Abstract
Malaria elimination requires tools that interrupt parasite transmission. We characterized B cell receptor responses among Malian adults vaccinated against the first domain of the gamete surface protein Pfs230, a key protein in sexual stage development of P. falciparum parasites. Among nine Pfs230 human monoclonal antibodies (mAbs) that we generated, one potently blocks transmission to mosquitoes in a complement-dependent manner and reacts to the gamete surface. The structure of the transmission-blocking mAb in complex with vaccine antigen also reveals a large discontinuous conformational epitope, specific to domain 1 of Pfs230 and comprising six structural elements in the protein. The epitope is conserved, suggesting the transmission-blocking mAb is broadly functional. This study provides a rational basis to improve malaria vaccines and develop therapeutic antibodies for malaria elimination.
Speaker Bio
Camila Coelho, PhD, MBA
Dr.
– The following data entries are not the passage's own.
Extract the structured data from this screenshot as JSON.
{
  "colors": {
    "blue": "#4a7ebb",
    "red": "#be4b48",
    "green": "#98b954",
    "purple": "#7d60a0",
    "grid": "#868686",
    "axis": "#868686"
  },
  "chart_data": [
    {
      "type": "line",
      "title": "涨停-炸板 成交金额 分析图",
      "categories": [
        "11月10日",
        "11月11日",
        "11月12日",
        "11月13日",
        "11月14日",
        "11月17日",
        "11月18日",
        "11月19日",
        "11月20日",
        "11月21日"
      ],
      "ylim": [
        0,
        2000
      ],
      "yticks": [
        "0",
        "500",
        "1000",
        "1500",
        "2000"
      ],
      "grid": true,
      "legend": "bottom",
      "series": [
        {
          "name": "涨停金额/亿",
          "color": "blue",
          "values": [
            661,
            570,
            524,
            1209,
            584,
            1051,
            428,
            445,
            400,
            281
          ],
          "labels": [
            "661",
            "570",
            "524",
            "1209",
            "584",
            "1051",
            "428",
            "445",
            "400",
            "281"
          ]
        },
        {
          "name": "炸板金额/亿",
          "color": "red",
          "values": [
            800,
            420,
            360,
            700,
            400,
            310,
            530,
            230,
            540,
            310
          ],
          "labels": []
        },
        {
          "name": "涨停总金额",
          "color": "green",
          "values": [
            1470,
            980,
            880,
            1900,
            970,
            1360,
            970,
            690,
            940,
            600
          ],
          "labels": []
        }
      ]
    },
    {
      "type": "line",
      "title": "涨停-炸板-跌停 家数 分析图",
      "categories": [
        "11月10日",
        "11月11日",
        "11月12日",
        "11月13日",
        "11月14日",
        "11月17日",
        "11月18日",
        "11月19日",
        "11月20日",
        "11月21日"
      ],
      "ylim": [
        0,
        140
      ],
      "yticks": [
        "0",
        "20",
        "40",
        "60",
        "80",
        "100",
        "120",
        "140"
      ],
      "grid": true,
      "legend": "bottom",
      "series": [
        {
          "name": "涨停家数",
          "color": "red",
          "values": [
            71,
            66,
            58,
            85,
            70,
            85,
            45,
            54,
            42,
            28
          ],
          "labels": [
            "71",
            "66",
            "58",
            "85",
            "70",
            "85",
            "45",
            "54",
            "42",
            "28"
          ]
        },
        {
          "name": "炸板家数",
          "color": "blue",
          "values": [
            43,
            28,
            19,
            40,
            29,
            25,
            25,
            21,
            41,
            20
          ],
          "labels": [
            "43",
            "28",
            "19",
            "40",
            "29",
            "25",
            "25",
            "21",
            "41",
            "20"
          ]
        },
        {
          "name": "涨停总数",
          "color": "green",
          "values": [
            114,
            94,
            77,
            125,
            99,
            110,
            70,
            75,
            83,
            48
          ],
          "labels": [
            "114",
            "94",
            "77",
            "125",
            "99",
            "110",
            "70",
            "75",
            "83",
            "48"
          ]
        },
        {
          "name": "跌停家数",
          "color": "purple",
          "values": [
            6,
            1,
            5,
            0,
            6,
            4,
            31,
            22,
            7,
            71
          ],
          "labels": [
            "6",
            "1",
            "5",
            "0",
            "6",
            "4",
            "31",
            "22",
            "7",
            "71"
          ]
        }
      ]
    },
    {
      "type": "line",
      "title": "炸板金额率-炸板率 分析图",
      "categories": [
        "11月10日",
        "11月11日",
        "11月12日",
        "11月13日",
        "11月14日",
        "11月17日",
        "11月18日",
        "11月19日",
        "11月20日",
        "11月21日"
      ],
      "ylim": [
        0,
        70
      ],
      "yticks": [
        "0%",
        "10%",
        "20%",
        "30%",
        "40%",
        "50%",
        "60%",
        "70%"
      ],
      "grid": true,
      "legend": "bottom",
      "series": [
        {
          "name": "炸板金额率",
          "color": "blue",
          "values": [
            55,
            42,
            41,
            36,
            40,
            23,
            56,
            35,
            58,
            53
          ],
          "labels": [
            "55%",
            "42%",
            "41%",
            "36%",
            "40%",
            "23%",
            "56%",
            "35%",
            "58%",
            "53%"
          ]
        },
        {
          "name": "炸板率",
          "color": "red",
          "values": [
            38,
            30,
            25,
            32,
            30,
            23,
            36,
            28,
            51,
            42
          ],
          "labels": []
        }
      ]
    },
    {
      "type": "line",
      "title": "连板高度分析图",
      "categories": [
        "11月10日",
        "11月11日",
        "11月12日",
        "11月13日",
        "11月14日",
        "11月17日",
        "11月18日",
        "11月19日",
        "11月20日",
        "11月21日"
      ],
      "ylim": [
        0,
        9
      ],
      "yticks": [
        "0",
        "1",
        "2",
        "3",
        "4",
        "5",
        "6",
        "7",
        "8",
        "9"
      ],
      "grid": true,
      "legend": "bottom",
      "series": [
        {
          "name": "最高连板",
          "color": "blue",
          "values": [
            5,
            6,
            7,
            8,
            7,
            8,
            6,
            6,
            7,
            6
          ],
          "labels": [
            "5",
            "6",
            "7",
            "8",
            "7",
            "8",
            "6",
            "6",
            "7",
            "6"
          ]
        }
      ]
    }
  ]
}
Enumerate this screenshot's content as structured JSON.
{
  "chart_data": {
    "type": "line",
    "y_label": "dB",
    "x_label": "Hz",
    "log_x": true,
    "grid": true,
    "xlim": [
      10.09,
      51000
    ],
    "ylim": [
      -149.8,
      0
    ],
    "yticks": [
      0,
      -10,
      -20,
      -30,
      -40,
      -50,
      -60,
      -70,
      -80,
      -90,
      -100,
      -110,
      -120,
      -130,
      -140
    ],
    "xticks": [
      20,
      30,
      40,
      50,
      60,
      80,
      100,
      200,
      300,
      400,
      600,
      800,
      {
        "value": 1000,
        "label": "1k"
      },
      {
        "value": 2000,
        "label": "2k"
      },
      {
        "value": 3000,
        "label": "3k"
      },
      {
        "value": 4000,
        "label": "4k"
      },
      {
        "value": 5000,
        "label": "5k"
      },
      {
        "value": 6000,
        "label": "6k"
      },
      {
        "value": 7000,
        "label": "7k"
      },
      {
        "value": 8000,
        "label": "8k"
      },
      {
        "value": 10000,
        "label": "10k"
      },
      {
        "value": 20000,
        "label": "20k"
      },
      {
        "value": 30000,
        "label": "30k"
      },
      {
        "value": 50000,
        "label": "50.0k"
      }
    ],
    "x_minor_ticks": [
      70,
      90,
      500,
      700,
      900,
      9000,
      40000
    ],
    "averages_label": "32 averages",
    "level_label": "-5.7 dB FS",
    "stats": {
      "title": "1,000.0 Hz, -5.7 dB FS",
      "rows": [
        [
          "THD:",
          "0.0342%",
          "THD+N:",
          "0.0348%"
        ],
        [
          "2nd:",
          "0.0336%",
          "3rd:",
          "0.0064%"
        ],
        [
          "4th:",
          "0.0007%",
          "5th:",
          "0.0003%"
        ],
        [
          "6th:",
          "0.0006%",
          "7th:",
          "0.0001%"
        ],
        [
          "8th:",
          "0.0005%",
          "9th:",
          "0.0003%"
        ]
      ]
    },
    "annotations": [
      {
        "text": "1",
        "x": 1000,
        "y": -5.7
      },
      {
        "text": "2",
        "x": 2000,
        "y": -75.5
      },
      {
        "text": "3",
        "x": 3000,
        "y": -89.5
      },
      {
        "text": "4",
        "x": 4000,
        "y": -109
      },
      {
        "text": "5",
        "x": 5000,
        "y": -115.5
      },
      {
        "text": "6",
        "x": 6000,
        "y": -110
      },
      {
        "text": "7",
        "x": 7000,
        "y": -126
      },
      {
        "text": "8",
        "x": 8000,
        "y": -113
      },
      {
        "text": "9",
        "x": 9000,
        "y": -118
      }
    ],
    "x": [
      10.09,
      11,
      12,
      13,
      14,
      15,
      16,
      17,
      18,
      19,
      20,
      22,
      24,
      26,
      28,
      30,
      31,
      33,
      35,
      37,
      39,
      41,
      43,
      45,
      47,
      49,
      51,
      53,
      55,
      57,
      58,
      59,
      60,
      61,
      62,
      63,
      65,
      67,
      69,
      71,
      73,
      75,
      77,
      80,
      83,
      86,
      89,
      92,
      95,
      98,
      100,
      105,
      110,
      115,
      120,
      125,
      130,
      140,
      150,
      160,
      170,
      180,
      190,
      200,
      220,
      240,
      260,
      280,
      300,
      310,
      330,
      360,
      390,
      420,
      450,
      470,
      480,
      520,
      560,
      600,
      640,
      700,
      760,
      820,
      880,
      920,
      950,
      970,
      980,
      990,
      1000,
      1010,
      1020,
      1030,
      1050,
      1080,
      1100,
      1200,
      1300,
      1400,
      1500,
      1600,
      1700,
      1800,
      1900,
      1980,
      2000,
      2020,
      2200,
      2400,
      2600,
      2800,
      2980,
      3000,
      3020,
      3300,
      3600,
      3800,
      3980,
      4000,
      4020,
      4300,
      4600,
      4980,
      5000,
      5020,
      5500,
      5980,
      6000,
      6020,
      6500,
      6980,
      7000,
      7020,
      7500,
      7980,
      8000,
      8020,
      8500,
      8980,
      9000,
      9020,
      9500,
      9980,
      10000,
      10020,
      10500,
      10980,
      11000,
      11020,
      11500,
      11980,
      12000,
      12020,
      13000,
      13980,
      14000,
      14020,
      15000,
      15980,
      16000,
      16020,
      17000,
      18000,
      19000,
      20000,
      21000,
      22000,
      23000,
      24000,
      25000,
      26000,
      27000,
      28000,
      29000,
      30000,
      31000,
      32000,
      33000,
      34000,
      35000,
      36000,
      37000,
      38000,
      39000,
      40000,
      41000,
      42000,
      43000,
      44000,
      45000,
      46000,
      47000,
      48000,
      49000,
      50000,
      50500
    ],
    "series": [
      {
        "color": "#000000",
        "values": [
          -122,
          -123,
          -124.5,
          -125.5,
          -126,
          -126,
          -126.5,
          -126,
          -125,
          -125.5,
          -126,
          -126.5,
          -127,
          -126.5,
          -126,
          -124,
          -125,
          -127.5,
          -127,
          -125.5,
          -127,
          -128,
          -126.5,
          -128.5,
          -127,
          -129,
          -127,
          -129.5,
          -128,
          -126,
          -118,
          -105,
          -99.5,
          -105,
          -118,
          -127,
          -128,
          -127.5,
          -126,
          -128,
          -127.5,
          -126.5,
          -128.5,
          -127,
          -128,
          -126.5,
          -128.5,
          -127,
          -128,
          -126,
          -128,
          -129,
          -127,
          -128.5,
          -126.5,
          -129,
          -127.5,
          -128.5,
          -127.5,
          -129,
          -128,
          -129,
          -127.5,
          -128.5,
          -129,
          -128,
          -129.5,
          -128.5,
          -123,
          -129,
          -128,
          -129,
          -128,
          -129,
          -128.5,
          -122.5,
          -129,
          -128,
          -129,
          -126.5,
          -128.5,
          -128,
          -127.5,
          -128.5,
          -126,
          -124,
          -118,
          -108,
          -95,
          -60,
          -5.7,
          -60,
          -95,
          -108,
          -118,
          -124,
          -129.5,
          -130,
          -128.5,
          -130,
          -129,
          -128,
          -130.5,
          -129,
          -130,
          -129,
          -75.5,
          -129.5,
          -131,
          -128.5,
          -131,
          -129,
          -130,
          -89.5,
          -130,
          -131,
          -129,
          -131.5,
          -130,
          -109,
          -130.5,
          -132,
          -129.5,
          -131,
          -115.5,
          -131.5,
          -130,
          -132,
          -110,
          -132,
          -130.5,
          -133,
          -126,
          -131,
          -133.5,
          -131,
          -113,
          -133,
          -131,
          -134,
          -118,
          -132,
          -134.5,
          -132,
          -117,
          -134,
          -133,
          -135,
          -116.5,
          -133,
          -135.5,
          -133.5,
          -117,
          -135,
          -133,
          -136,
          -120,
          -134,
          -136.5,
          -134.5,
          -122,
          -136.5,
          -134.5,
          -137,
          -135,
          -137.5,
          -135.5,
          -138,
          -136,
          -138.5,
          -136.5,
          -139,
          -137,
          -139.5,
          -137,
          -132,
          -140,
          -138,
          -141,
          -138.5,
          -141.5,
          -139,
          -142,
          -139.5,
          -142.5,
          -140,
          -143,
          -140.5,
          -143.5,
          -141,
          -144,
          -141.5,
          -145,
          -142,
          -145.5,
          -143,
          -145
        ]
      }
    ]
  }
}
Camila Coelho is an Instructor at the La Jolla Institute of Immunology and works on B cell and antibody responses to vaccines. Prior to joining LJI, Dr. Coelho worked as a postdoctoral researcher at the National Institutes of Health in Bethesda MD, applying B cell sequencing to characterize B cell response elicited in response to malaria vaccines. She has made important contributions to the malaria vaccinology field, including generating the first human monoclonal antibody against a Plasmodium falciparum gamete stage (the stages that initiate mosquito infection) and also using antigen-specific single memory B cells as database to identify common peptides between B cell and antibodies secreted in the serum.